Ouvertement homosexuelle, Megan Rapinoe, meilleure joueuse et meilleure buteuse de la Coupe du monde 2019, contribue également à l’accroissement de la visibilité LGBT+. Elle n’est d’ailleurs pas la seule. Au total, ce sont 38 joueuses et deux entraîneuses ouvertement lesbiennes ou bisexuelles qui ont participé à cette Coupe du monde. Si la présence de joueuses LGBT+ ne s’est pas nécéssairement voulue militante, leur visibilité donne une dimension inclusive au football féminin, contrairement à sa version masculine. Lindsay England, fondatrice de Just A Ball Game qui lutte contre l’homophobie dans le football, le souligne ainsi : « Le football masculin n’arrive pas à être inclusif et à soutenir quiconque s’identifie comme gay, bi ou trans’. Le football féminin accepte beaucoup plus les joueuses lesbiennes et bisexuelles ».

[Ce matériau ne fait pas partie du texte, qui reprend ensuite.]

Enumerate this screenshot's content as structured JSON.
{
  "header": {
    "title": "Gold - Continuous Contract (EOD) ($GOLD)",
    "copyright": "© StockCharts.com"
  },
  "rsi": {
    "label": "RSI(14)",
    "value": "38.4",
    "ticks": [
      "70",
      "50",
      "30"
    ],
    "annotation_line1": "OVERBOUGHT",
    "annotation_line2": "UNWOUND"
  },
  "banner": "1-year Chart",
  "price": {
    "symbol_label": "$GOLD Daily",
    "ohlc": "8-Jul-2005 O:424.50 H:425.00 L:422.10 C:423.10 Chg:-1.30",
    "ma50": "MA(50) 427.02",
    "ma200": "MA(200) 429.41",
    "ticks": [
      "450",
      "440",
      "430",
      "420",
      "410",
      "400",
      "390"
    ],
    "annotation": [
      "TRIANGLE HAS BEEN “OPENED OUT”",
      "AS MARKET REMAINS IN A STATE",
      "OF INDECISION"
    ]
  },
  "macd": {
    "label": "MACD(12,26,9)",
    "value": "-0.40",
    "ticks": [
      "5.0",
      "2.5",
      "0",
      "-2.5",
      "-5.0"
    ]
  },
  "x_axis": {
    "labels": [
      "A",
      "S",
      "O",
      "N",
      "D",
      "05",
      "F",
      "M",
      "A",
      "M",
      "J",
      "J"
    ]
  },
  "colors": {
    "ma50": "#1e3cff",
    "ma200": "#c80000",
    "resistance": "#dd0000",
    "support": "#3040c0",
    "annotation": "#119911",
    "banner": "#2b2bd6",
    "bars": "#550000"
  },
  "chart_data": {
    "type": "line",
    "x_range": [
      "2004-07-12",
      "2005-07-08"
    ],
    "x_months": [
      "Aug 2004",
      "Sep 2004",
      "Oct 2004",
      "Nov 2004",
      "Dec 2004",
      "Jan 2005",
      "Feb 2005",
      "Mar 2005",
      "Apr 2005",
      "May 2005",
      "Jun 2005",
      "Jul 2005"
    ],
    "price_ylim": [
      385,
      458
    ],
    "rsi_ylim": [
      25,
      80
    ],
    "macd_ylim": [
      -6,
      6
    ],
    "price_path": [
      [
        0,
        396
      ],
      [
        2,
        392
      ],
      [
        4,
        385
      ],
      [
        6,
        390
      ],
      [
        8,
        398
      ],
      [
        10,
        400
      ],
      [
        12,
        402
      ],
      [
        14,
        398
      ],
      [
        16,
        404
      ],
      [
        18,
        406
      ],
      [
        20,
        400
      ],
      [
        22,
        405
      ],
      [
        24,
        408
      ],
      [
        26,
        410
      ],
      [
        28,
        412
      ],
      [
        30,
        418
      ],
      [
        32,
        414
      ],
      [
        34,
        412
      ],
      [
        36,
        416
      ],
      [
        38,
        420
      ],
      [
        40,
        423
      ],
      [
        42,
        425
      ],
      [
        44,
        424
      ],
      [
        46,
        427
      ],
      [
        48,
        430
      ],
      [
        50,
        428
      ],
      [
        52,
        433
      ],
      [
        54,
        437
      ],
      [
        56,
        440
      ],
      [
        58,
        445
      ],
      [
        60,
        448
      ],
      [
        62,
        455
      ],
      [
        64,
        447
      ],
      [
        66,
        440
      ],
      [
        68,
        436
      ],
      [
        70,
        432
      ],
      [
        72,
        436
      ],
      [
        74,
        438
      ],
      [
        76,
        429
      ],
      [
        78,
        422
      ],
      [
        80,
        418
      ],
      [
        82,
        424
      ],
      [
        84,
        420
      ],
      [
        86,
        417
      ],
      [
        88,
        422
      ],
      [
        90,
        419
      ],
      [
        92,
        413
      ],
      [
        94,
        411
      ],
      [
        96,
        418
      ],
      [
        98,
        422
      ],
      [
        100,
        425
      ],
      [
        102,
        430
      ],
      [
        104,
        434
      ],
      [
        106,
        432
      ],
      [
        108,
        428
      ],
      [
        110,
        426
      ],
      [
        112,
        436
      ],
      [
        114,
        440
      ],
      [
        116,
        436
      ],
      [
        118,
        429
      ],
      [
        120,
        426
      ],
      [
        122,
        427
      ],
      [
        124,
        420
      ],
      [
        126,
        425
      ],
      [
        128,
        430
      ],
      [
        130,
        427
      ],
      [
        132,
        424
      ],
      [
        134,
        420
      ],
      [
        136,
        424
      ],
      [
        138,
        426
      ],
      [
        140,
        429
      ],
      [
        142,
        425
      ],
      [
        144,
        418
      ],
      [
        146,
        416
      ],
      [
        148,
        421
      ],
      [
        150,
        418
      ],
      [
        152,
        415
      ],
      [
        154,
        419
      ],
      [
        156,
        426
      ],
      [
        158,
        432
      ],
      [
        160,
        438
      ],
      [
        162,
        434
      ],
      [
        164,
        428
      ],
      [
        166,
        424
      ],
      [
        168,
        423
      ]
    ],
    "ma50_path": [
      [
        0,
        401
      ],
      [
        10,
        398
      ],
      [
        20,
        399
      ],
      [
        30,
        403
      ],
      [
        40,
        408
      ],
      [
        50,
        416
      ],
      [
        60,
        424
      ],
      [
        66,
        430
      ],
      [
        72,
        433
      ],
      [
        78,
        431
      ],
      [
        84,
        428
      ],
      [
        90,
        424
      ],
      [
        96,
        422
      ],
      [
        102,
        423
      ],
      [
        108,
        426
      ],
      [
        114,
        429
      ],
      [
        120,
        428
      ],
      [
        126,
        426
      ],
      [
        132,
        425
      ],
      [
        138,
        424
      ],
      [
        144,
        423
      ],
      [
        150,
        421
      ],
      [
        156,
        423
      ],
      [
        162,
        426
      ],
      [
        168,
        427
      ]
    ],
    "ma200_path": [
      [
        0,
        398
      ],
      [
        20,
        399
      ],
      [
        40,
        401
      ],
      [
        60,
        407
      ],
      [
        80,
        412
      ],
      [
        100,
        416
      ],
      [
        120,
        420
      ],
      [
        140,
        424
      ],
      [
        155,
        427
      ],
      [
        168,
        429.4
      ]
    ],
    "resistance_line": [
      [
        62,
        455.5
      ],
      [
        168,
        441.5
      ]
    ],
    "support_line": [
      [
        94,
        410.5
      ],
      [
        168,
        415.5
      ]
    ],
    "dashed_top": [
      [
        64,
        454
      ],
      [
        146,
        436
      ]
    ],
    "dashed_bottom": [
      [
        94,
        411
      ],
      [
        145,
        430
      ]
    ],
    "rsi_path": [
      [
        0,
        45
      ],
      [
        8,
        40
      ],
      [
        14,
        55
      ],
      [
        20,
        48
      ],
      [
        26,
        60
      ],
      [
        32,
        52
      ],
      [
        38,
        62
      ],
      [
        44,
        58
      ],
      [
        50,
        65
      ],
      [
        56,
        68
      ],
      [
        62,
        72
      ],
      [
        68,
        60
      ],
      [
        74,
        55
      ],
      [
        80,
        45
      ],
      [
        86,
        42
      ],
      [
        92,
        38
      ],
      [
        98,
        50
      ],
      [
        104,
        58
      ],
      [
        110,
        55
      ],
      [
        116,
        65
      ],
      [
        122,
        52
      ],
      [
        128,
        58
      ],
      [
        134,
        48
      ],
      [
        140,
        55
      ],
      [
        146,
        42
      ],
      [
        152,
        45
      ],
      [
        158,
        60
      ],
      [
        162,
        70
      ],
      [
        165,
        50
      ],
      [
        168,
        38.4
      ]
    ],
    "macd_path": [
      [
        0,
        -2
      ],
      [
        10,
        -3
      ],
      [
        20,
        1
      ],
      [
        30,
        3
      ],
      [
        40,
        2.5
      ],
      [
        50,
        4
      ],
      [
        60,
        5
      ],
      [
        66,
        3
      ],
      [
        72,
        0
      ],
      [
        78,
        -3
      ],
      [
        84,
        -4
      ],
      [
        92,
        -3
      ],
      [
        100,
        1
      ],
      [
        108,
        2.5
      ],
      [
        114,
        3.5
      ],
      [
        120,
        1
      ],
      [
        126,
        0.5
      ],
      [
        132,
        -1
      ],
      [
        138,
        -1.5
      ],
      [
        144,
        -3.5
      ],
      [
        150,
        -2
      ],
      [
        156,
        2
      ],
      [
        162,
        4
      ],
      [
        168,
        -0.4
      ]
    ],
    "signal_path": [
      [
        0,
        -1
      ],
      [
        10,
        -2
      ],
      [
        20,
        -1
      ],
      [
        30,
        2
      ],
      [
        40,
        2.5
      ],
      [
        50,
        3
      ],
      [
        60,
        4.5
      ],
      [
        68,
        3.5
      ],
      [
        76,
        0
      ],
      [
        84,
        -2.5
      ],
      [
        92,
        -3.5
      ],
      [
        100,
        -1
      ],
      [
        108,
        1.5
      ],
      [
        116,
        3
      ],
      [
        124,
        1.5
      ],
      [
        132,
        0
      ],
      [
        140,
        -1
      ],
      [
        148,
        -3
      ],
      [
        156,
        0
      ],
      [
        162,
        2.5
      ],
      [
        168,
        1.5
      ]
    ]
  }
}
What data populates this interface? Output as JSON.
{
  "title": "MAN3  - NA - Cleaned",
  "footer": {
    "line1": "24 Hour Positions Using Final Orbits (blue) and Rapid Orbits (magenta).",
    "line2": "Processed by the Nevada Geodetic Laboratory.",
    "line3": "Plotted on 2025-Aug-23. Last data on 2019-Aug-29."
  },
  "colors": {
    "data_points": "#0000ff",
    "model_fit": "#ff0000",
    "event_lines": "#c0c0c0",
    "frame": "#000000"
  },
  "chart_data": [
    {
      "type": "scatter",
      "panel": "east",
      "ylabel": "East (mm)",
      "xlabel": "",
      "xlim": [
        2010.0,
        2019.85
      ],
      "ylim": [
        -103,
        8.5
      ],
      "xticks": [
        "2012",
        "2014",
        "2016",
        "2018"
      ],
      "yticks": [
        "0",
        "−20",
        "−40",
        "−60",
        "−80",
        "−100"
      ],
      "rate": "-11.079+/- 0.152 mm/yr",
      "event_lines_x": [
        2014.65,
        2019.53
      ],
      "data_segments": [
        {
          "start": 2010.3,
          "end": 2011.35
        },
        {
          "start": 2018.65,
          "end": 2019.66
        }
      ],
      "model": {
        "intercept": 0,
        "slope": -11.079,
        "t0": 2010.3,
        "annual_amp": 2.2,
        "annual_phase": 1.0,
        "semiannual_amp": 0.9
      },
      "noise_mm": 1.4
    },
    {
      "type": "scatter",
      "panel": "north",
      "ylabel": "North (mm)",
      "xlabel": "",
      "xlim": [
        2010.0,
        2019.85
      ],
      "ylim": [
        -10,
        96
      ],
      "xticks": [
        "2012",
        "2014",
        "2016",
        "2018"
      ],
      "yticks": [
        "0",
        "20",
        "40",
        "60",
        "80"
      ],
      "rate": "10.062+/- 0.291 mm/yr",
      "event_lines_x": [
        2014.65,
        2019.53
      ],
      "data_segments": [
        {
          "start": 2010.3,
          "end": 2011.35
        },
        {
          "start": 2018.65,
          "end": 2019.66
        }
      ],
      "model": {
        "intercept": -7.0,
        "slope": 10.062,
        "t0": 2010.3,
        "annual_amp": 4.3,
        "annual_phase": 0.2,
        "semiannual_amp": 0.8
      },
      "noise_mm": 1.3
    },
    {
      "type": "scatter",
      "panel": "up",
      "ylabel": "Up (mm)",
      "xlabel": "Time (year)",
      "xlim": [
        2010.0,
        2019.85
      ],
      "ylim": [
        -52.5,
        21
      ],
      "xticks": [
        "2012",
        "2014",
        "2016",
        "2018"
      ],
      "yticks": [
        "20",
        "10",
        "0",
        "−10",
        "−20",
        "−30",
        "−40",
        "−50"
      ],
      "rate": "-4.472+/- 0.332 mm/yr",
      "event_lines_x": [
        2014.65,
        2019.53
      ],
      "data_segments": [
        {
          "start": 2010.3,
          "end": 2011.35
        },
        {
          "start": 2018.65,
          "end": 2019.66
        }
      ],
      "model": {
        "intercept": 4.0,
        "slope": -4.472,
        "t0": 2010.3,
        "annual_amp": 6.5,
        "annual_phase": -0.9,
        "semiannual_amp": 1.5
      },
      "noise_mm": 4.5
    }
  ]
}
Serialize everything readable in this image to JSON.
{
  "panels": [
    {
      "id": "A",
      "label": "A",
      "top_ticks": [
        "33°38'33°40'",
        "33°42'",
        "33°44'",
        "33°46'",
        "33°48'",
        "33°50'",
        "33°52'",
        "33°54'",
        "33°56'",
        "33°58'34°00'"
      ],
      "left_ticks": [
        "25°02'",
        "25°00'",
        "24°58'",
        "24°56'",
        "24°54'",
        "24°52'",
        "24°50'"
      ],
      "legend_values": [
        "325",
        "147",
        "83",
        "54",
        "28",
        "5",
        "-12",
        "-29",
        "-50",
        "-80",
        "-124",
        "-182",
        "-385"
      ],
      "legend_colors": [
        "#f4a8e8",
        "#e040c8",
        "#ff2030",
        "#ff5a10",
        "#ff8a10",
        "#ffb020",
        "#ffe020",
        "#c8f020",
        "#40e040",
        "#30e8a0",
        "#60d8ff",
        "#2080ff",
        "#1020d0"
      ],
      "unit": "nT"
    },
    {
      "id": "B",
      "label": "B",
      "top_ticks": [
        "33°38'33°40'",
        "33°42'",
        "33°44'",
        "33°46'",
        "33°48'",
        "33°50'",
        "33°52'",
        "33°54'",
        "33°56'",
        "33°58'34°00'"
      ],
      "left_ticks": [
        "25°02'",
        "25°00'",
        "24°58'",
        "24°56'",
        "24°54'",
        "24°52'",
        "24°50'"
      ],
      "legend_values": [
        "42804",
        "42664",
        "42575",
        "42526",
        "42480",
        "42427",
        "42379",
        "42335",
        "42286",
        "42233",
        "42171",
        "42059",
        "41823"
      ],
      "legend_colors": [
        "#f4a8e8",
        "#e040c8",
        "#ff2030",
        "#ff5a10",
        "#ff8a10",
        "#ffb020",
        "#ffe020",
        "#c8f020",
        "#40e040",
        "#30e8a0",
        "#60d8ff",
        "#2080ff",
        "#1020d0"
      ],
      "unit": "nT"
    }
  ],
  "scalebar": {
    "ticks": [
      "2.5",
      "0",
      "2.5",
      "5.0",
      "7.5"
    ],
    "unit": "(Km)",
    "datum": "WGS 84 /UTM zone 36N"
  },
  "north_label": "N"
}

Désormais, l’enjeu pour les joueuses mais aussi pour la FIFA est la nouvelle place donné au football féminin auprès du public. Ainsi, les droits de diffusion pour les matchs de qualification à l’Euro 2021 ont déjà été achetés par M6 et le groupe Arkema a investi 1 million d’euros pour donner son nom à la D1 pendant trois ans. Un nombre important de nouvelles licenciées dans les clubs est à prévoir mais les limites des infrastructures vont probablement limiter la popularisation de la discipline. Selon Megan Rapinoe, “il est temps de vraiment s’asseoir pour se mettre au boulot et passer à l’étape supérieure. […] Toutes les joueuses durant ce Mondial ont produit le spectacle le plus incroyable. On ne peut rien faire de plus. Notre équipe a par exemple la volonté de changer le monde. Tout le monde est prêt pour que nous ayons l’égalité salariale. Il faut savoir maintenant comment on peut soutenir les fédérations et soutenir les championnats à travers le monde.”